In the geographic center of China—just north of the Tibetan plateau and southeast of the Gobi Desert—live the Salar, a Muslim people of Turkish origins. The cultural and religious capital of the Salar is located in Xunhua County in Qinghai province—just northeast of Xining.

As the legend goes, about 800 years ago the Salar people faced persecution where they lived in Uzbekistan. So, two brothers took a camel and strapped a copy of the Quran to its head. They followed this camel until it stopped at a spring in what is now Jiezi in Xunhua County. The Salar followed the camel to their new home, believing that Allah was leading them through it.

Today the Salar are defined most clearly through their belief in Islam. This represents a remarkable challenge as the church seeks to take the good news of Jesus Christ to their tongue—which has no written form—and tribe, which gains its primary identity from a system of belief that denies the diety of Jesus. The Salar are genetically different than the Han majority in China, and even than the other (mostly Turkish) minorities in China's west. Yet it is not the genetic differences that give the Salar their distinct culture, but 800 years of developing an identity as a minority group defined by religious status.

During the Cultural Revolution, Mao once declared pork to be such a valuable asset to the country that all people were mandated to eat it—even Muslims, in violation of their purity code (called halal). Instances such as this, where the majority ethnicity violated the culture created by Islam further heighten the Salar's identity as a Muslim people. So, even in the case of marginal Salar Muslims—that is, those who are cultural Muslims but not particularly devout—Islam so defines their identity that anything that challenges the Muslim culture is particularly alien.

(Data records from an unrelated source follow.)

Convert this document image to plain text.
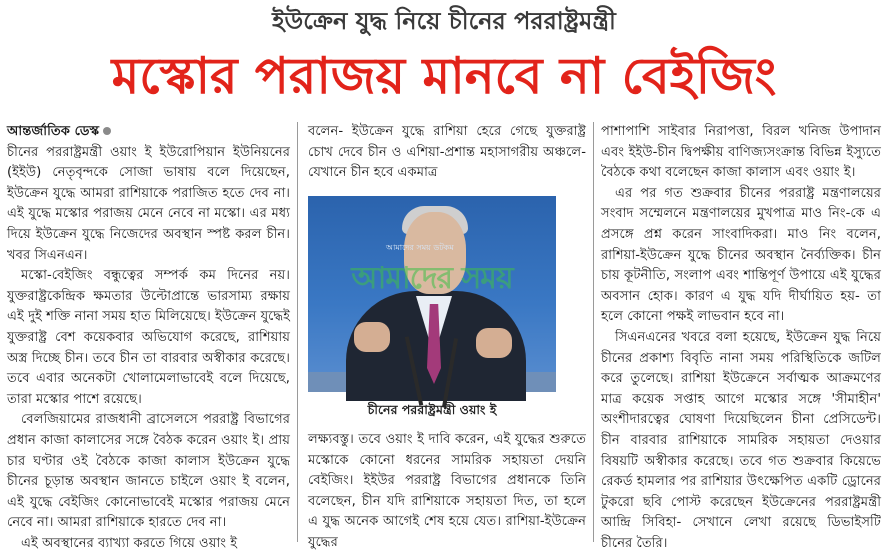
ইউক্রেন যুদ্ধ নিয়ে চীনের পররাষ্ট্রমন্ত্রী
মস্কোর পরাজয় মানবে না বেইজিং

আন্তর্জাতিক ডেস্ক
চীনের পররাষ্ট্রমন্ত্রী ওয়াং ই ইউরোপিয়ান ইউনিয়নের (ইইউ) নেতৃবৃন্দকে সোজা ভাষায় বলে দিয়েছেন, ইউক্রেন যুদ্ধে আমরা রাশিয়াকে পরাজিত হতে দেব না। এই যুদ্ধে মস্কোর পরাজয় মেনে নেবে না মস্কো। এর মধ্য দিয়ে ইউক্রেন যুদ্ধে নিজেদের অবস্থান স্পষ্ট করল চীন। খবর সিএনএন।

মস্কো-বেইজিং বন্ধুত্বের সম্পর্ক কম দিনের নয়। যুক্তরাষ্ট্রকেন্দ্রিক ক্ষমতার উল্টোপ্রান্তে ভারসাম্য রক্ষায় এই দুই শক্তি নানা সময় হাত মিলিয়েছে। ইউক্রেন যুদ্ধেই যুক্তরাষ্ট্র বেশ কয়েকবার অভিযোগ করেছে, রাশিয়ায় অস্ত্র দিচ্ছে চীন। তবে চীন তা বারবার অস্বীকার করেছে। তবে এবার অনেকটা খোলামেলাভাবেই বলে দিয়েছে, তারা মস্কোর পাশে রয়েছে।

বেলজিয়ামের রাজধানী ব্রাসেলসে পররাষ্ট্র বিভাগের প্রধান কাজা কালাসের সঙ্গে বৈঠক করেন ওয়াং ই। প্রায় চার ঘণ্টার ওই বৈঠকে কাজা কালাস ইউক্রেন যুদ্ধে চীনের চূড়ান্ত অবস্থান জানতে চাইলে ওয়াং ই বলেন, এই যুদ্ধে বেইজিং কোনোভাবেই মস্কোর পরাজয় মেনে নেবে না। আমরা রাশিয়াকে হারতে দেব না।

এই অবস্থানের ব্যাখ্যা করতে গিয়ে ওয়াং ই

বলেন- ইউক্রেন যুদ্ধে রাশিয়া হেরে গেছে যুক্তরাষ্ট্র চোখ দেবে চীন ও এশিয়া-প্রশান্ত মহাসাগরীয় অঞ্চলে- যেখানে চীন হবে একমাত্র
আমাদের সময় ডটকম
আমাদের সময়
চীনের পররাষ্ট্রমন্ত্রী ওয়াং ই
লক্ষ্যবস্তু। তবে ওয়াং ই দাবি করেন, এই যুদ্ধের শুরুতে মস্কোকে কোনো ধরনের সামরিক সহায়তা দেয়নি বেইজিং। ইইউর পররাষ্ট্র বিভাগের প্রধানকে তিনি বলেছেন, চীন যদি রাশিয়াকে সহায়তা দিত, তা হলে এ যুদ্ধ অনেক আগেই শেষ হয়ে যেত। রাশিয়া-ইউক্রেন যুদ্ধের

পাশাপাশি সাইবার নিরাপত্তা, বিরল খনিজ উপাদান এবং ইইউ-চীন দ্বিপক্ষীয় বাণিজ্যসংক্রান্ত বিভিন্ন ইস্যুতে বৈঠকে কথা বলেছেন কাজা কালাস এবং ওয়াং ই।

এর পর গত শুক্রবার চীনের পররাষ্ট্র মন্ত্রণালয়ের সংবাদ সম্মেলনে মন্ত্রণালয়ের মুখপাত্র মাও নিং-কে এ প্রসঙ্গে প্রশ্ন করেন সাংবাদিকরা। মাও নিং বলেন, রাশিয়া-ইউক্রেন যুদ্ধে চীনের অবস্থান নৈর্ব্যক্তিক। চীন চায় কূটনীতি, সংলাপ এবং শান্তিপূর্ণ উপায়ে এই যুদ্ধের অবসান হোক। কারণ এ যুদ্ধ যদি দীর্ঘায়িত হয়- তা হলে কোনো পক্ষই লাভবান হবে না।

সিএনএনের খবরে বলা হয়েছে, ইউক্রেন যুদ্ধ নিয়ে চীনের প্রকাশ্য বিবৃতি নানা সময় পরিস্থিতিকে জটিল করে তুলেছে। রাশিয়া ইউক্রেনে সর্বাত্মক আক্রমণের মাত্র কয়েক সপ্তাহ আগে মস্কোর সঙ্গে 'সীমাহীন' অংশীদারত্বের ঘোষণা দিয়েছিলেন চীনা প্রেসিডেন্ট। চীন বারবার রাশিয়াকে সামরিক সহায়তা দেওয়ার বিষয়টি অস্বীকার করেছে। তবে গত শুক্রবার কিয়েভে রেকর্ড হামলার পর রাশিয়ার উৎক্ষেপিত একটি ড্রোনের টুকরো ছবি পোস্ট করেছেন ইউক্রেনের পররাষ্ট্রমন্ত্রী আন্দ্রি সিবিহা- সেখানে লেখা রয়েছে ডিভাইসটি চীনের তৈরি।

The Quran says that Allah has 100 names, and he has revealed 99 of them in the Quran. The last name, according to the Quran, was revealed only to the camel. A popular method of evangelism to Muslims is to point to this text and then seek to show that the 100th name of Allah is Jesus Christ. Obviously, much more definition must go into a Gospel presentation than just adding a name for Allah. Most notably, faith in Jesus requires a change of community. Because some practices of Islam are directly in contradiction to following Christ, faith in Christ requires, in some leaving Islam and entering the church of Jesus Christ.

It makes an interesting situation for the Salar. As a Gospel witness spreads along the valleys of the western Yellow River, many Salar, whose ancestors followed a camel to a new land, will be asked instead to follow the one whose name is in some places only known by the camels. Perhaps it is that God brought the Salar out of Uzbekistan and into China in order that the Good News of his Son, Jesus Christ, might come to them there.

Oh, that the Salar people in the valleys of the Yellow River would worship Jesus. Until they do, the red rocks and hills cry out.